Cette semaine sort en salles “Snowden”, le nouveau film d’Oliver Stone qui retrace l’histoire du lanceur d’alerte Edward Snowden en prenant son parti pris. Un nouvel épisode des relations anciennes entre cinéma et actualité américaine.

Revoilà au cinéma Edward Snowden, le lanceur d’alerte le plus médiatisé du monde. Après avoir été à l’affiche en 2014 de “Citizenfour”, un documentaire qui retrace son histoire et notamment sa rencontre à Hong Kong avec le journaliste du “Guardian” Gleen Greenwald, l’ancien agent de la NSA est cette semaine à l’affiche du film “Snowden” dans lequel son rôle est interprété par Joseph Gordon-Lewitt. Une nouvelle tentative de “réhabilitation”, note le site Slate, qui indique que “depuis trois ans, Edward Snowden et ses soutiens essaient de lui ouvrir la voie vers un retour au pays”.

L’histoire de Wikileaks à l’écran

Edward Snowden n’est pas le premier lanceur d’alerte dont les aventures ont été racontées au cinéma. Inspiré de la vie de Jullian Assange, le fondateur du site Wikileaks et réfugié depuis 2013 à l’ambassade d’Equateur de Londres, “Le cinquième pouvoir” est un récit de l’histoire du site qui a notamment dévoilé à partir de 2010 des centaines de milliers de documents diplomatiques américains.

Critiqué pour sa mauvaise représentation cinématographique, “le Monde” y voyant “un récit anecdotique dans une mise en scène désuète”, le film a voulu se rapprocher au plus près de la réalité des faits.
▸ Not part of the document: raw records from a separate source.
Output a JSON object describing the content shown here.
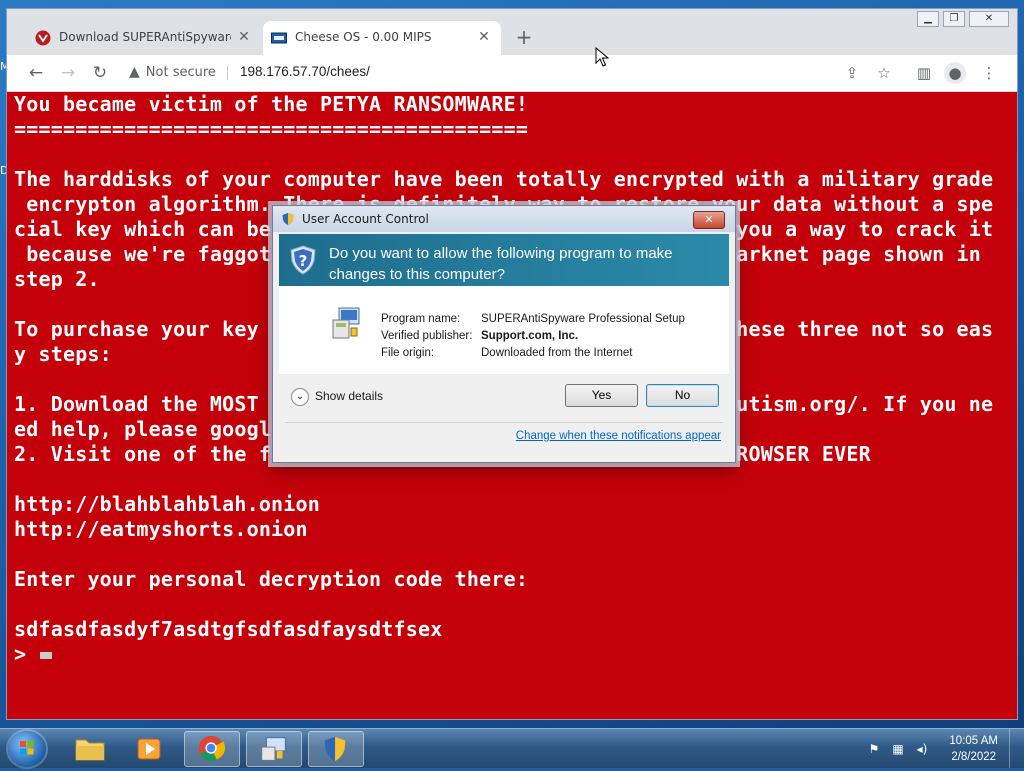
{
  "desktop": {
    "edge_letters": [
      "M",
      "D"
    ]
  },
  "browser": {
    "tabs": [
      {
        "title": "Download SUPERAntiSpyware Pr",
        "favicon": "superantispyware-icon",
        "active": false
      },
      {
        "title": "Cheese OS - 0.00 MIPS",
        "favicon": "cheese-os-icon",
        "active": true
      }
    ],
    "new_tab": "+",
    "window_controls": [
      "minimize",
      "restore",
      "close"
    ],
    "security_label": "Not secure",
    "url": "198.176.57.70/chees/"
  },
  "ransom_screen": {
    "lines": [
      "You became victim of the PETYA RANSOMWARE!",
      "==========================================",
      "",
      "The harddisks of your computer have been totally encrypted with a military grade",
      " encrypton algorithm. There is definitely way to restore your data without a spe",
      "cial key which can be                                      you a way to crack it",
      " because we're faggot                                     darknet page shown in",
      "step 2.",
      "",
      "To purchase your key                                      these three not so eas",
      "y steps:",
      "",
      "1. Download the MOST                                      autism.org/. If you ne",
      "ed help, please googl",
      "2. Visit one of the f                                     BROWSER EVER",
      "",
      "http://blahblahblah.onion",
      "http://eatmyshorts.onion",
      "",
      "Enter your personal decryption code there:",
      "",
      "sdfasdfasdyf7asdtgfsdfasdfaysdtfsex",
      ">"
    ]
  },
  "uac": {
    "title": "User Account Control",
    "close_label": "✕",
    "question": "Do you want to allow the following program to make changes to this computer?",
    "fields": [
      {
        "key": "Program name:",
        "value": "SUPERAntiSpyware Professional Setup",
        "bold": false
      },
      {
        "key": "Verified publisher:",
        "value": "Support.com, Inc.",
        "bold": true
      },
      {
        "key": "File origin:",
        "value": "Downloaded from the Internet",
        "bold": false
      }
    ],
    "show_details": "Show details",
    "yes": "Yes",
    "no": "No",
    "notifications_link": "Change when these notifications appear"
  },
  "taskbar": {
    "pinned": [
      "explorer-folder-icon",
      "media-player-icon",
      "chrome-icon",
      "installer-icon",
      "uac-shield-icon"
    ],
    "tray_icons": [
      "action-center-flag-icon",
      "network-icon",
      "volume-icon"
    ],
    "time": "10:05 AM",
    "date": "2/8/2022"
  },
  "colors": {
    "ransom_bg": "#c4000a",
    "uac_header": "#1e6d8e",
    "link": "#0066cc"
  }
}
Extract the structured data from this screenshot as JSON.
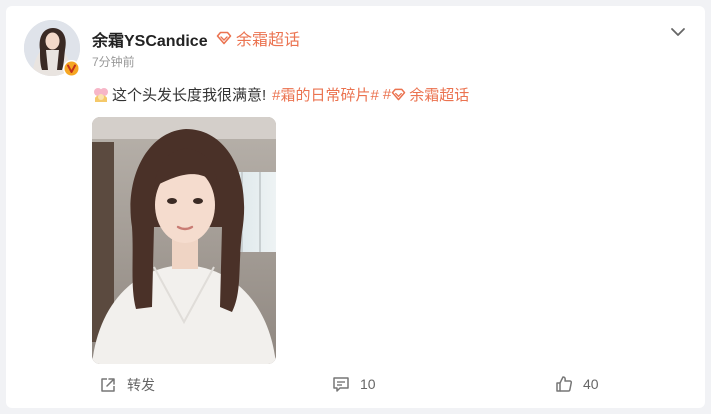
{
  "post": {
    "user_name": "余霜YSCandice",
    "super_topic": "余霜超话",
    "time": "7分钟前",
    "text": "这个头发长度我很满意!",
    "hashtag1": "#霜的日常碎片#",
    "hashtag2": "余霜超话"
  },
  "actions": {
    "repost_label": "转发",
    "comment_count": "10",
    "like_count": "40"
  },
  "icons": {
    "verified_badge": "verified-badge-icon",
    "super_topic": "diamond-icon",
    "menu": "chevron-down-icon",
    "emoji": "emoji-icon",
    "repost": "repost-icon",
    "comment": "comment-icon",
    "like": "thumbs-up-icon"
  },
  "colors": {
    "accent": "#eb7350",
    "background": "#f1f2f5",
    "card": "#ffffff"
  }
}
Télérama note cependant qu’il s’agit d’une “version des événéments qui ne chatouille pas trop le Pentagone, la Maison-Blanche ou le Département d’Etat”, et que Le Cinquième Pouvoir “oublie de poser les vraies questions sur les implications de WikiLeaks, se contentant de bégayer des arguments entendus mille fois sur la mise en danger d’individus cités dans les documents.”

Julian Assange a lui-même fortement critiqué le film, basé sur le livre de Daniel Domscheit-Berg, l’ancien porte-parole de Wikileaks qui a quitté le site en 2010, sur fond de conflits avec l’Australien sur la protection des sources.  Assange a estimé dans une lettre adressée à l’acteur Benedict Cumberbacht qui joue son rôle que le film étouffe “la véritable version des événements, au moment où on a plus que besoin de la vérité”.

Peser sur une campagne présidentielle

Tandis que ces affaires de lanceurs d’alerte portées à l’écran sont l’occasion de s’immiscer dans la politique (Oliver Stone estime par exemple que “si Obama graciait Snowden, ce serait magnifique”), certains réalisateurs s’étaient déjà clairement engagés dans des campagnes présidentielles. En 2004, avec “Fahrenheit 9/11″, Michael Moore, partisan de la non-réélection de Georges W. Bush,  a voulu montrer les errements de la politique de l’ancien Président des Etats-Unis, notamment dans la gestion de l’après 11 septembre.

Le documentaire, à charge et moyennement accueilli par la presse (un “mélange entre cinéma militant et techniques télévisuelles spectaculaires, cumulant les défauts de ces deux genres”, selon “les Inrocks”), a connu à son lancement des difficultés de diffusion à cause du blocage de Disney. Le distributeur initial avait choisi d’utiliser une clause pour se retirer au dernier moment du projet, pour des raisons d’image, expliquait-on en coulisses. Il a finalement reçu un très bon accueil du public puisqu’il généré 60 milliards de dollars lors des deux premières semaines. Lauréat de la Palme d’Or au festival de Cannes de 2004, le film n’aura pas eu l’influence que le réalisateur espérait puisque Georges W. Bush a été réélu pour un second mandat.

Michael Moore s’est à nouveau immiscé dans une campagne présidentielle américaine en sortant le 18 octobre dernier “Michael Moore in Trumpland. Davantage qu’un nouveau brûlot contre un candidat républicain, en l’occurrence cette fois-ci Donald Trump, le film consiste plutôt à “donner des raisons objectives de voler pour Hilary Clinton”, selon “le Monde”. L’élection présidentielle américaine aura lieu le mardi 8 novembre prochain.